ZONAUTARA.com – Satgas Haji berhasil mengungkap sindikat pemberangkatan jemaah haji ilegal yang telah beroperasi sebanyak 127 kali sejak 2024. Keterangan dari Direktur Tindak Pidana Tertentu Bareskrim Polri, Brigjen Moh Irhamni, menyatakan bahwa delapan orang terlibat dalam aksi pemberangkatan ilegal tersebut. Mereka telah diperiksa sejak 18 April 2026.
“Delapan orang patut diduga melaksanakan kegiatan haji ilegal. Mereka sudah 127 kali sejak tahun 2024 memberangkatkan kegiatan haji ilegal,” ujar Irhamni saat konferensi pers di Bareskrim Polri, Kamis (30/4).
Irhamni menjelaskan, modus yang digunakan para penyalur adalah dengan menggunakan visa tenaga kerja, bukan visa haji, untuk memberangkatkan WNI yang ingin menunaikan ibadah haji. “Mereka mencari warga negara kita, masyarakat Indonesia, direkrut untuk bisa melakukan atau diberangkatkan ke haji ilegal, mengatasnamakan dengan visa tenaga kerja,” jelasnya.
Meski identitas delapan orang ini belum dibeberkan karena masih dalam proses penyidikan, Irhamni menegaskan bahwa mereka tidak terkait dengan tiga WNI yang sebelumnya ditangkap pihak keamanan Arab Saudi. Penyelidikan mendalam juga dilakukan untuk mengetahui apakah ada perusahaan atau agen travel haji yang terlibat.

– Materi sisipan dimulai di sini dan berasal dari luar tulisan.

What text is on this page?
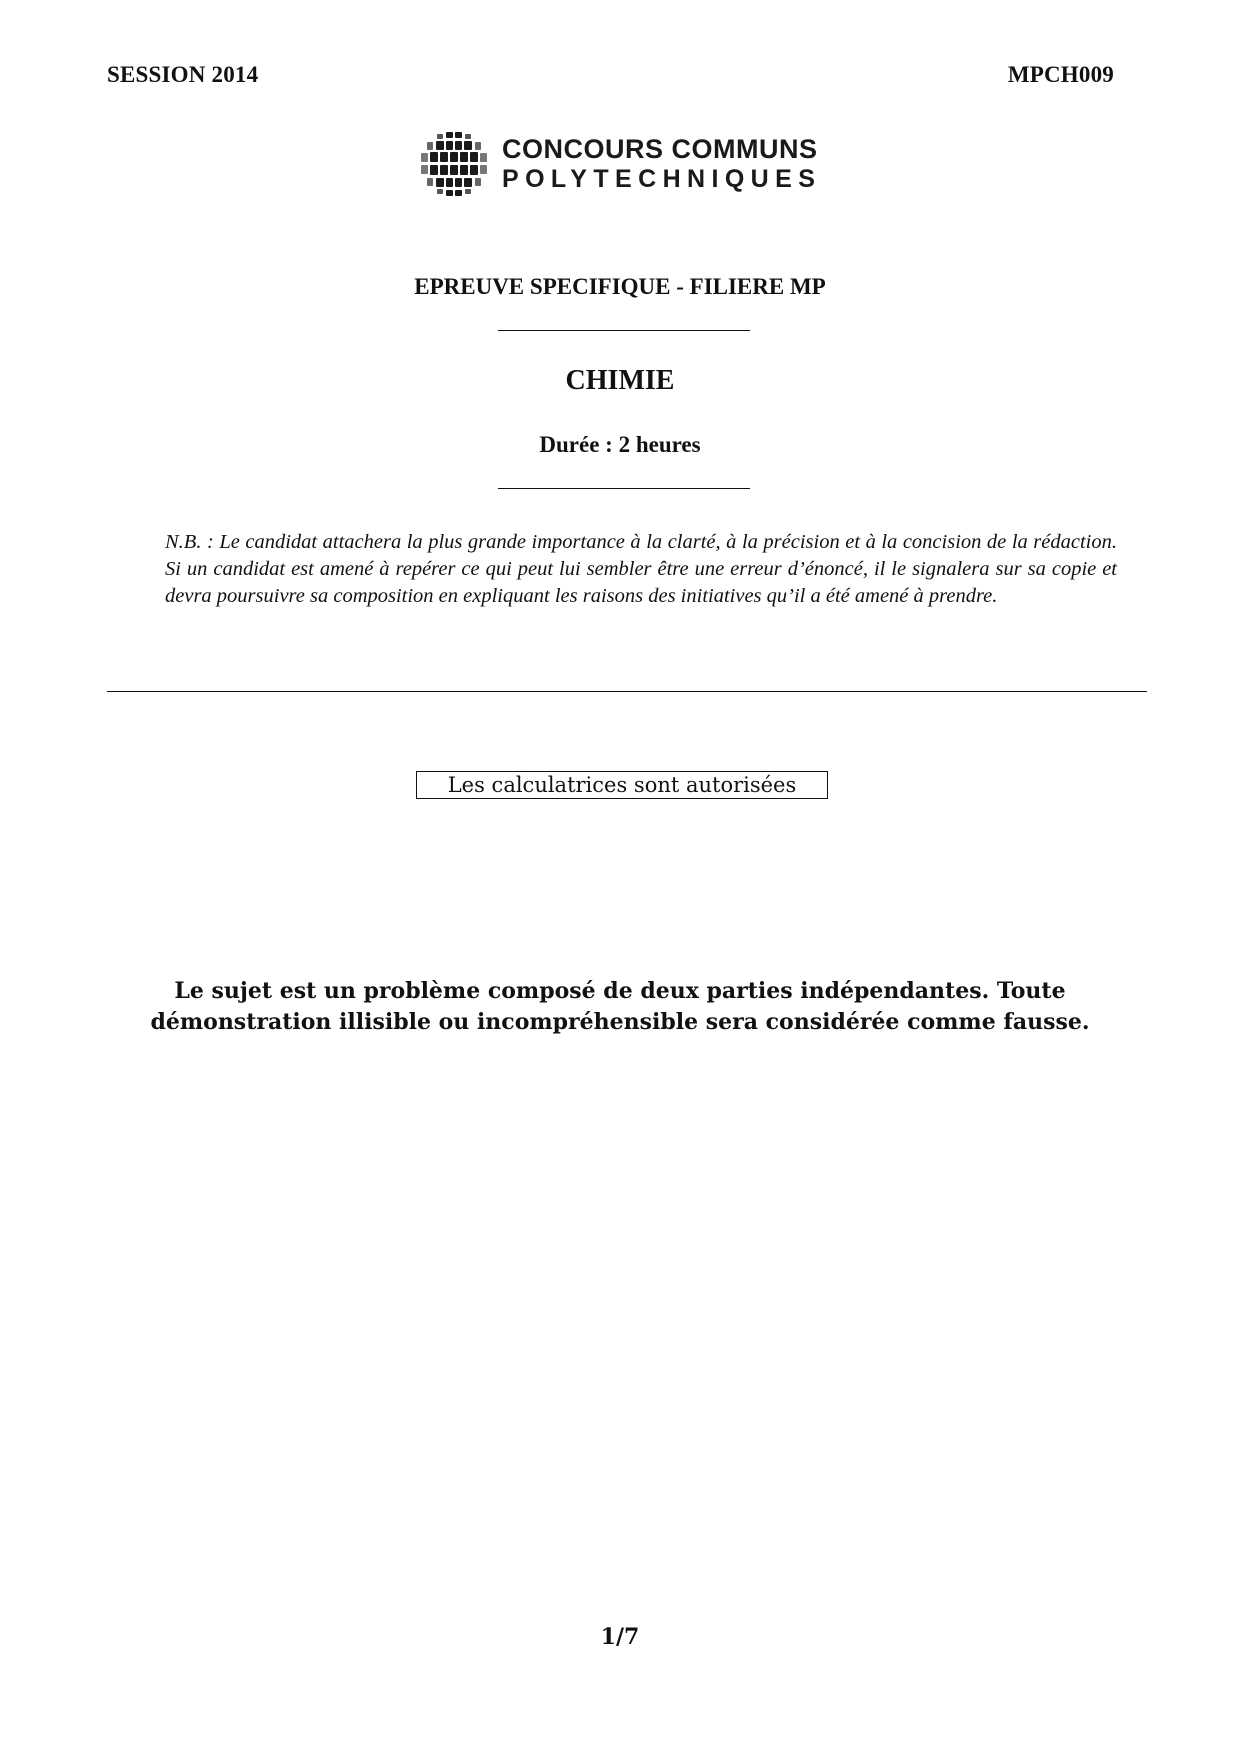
SESSION 2014	MPCH009
CONCOURS COMMUNS
POLYTECHNIQUES
EPREUVE SPECIFIQUE - FILIERE MP
CHIMIE
Durée : 2 heures
N.B. : Le candidat attachera la plus grande importance à la clarté, à la précision et à la concision de la rédaction. Si un candidat est amené à repérer ce qui peut lui sembler être une erreur d’énoncé, il le signalera sur sa copie et devra poursuivre sa composition en expliquant les raisons des initiatives qu’il a été amené à prendre.
Les calculatrices sont autorisées
Le sujet est un problème composé de deux parties indépendantes. Toute démonstration illisible ou incompréhensible sera considérée comme fausse.
1/7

Pembentukan Satgas Haji, kerjasama antara Mabes Polri dan Kementerian Haji-Umrah, bertujuan melindungi calon jemaah dari praktik ilegal. Penandatanganan kerjasama antara Wakapolri Komjen Dedi Prasetyo dan Wamenhaj Dahnil Anzar Simanjuntak pada 9 April 2026 ini mengikuti instruksi Presiden Prabowo Subianto. Satgas diberi tugas sosialisasi, pencegahan, dan penindakan hukum terkait haji dan umrah ilegal.
Diolah dari laporan CNN Indonesia.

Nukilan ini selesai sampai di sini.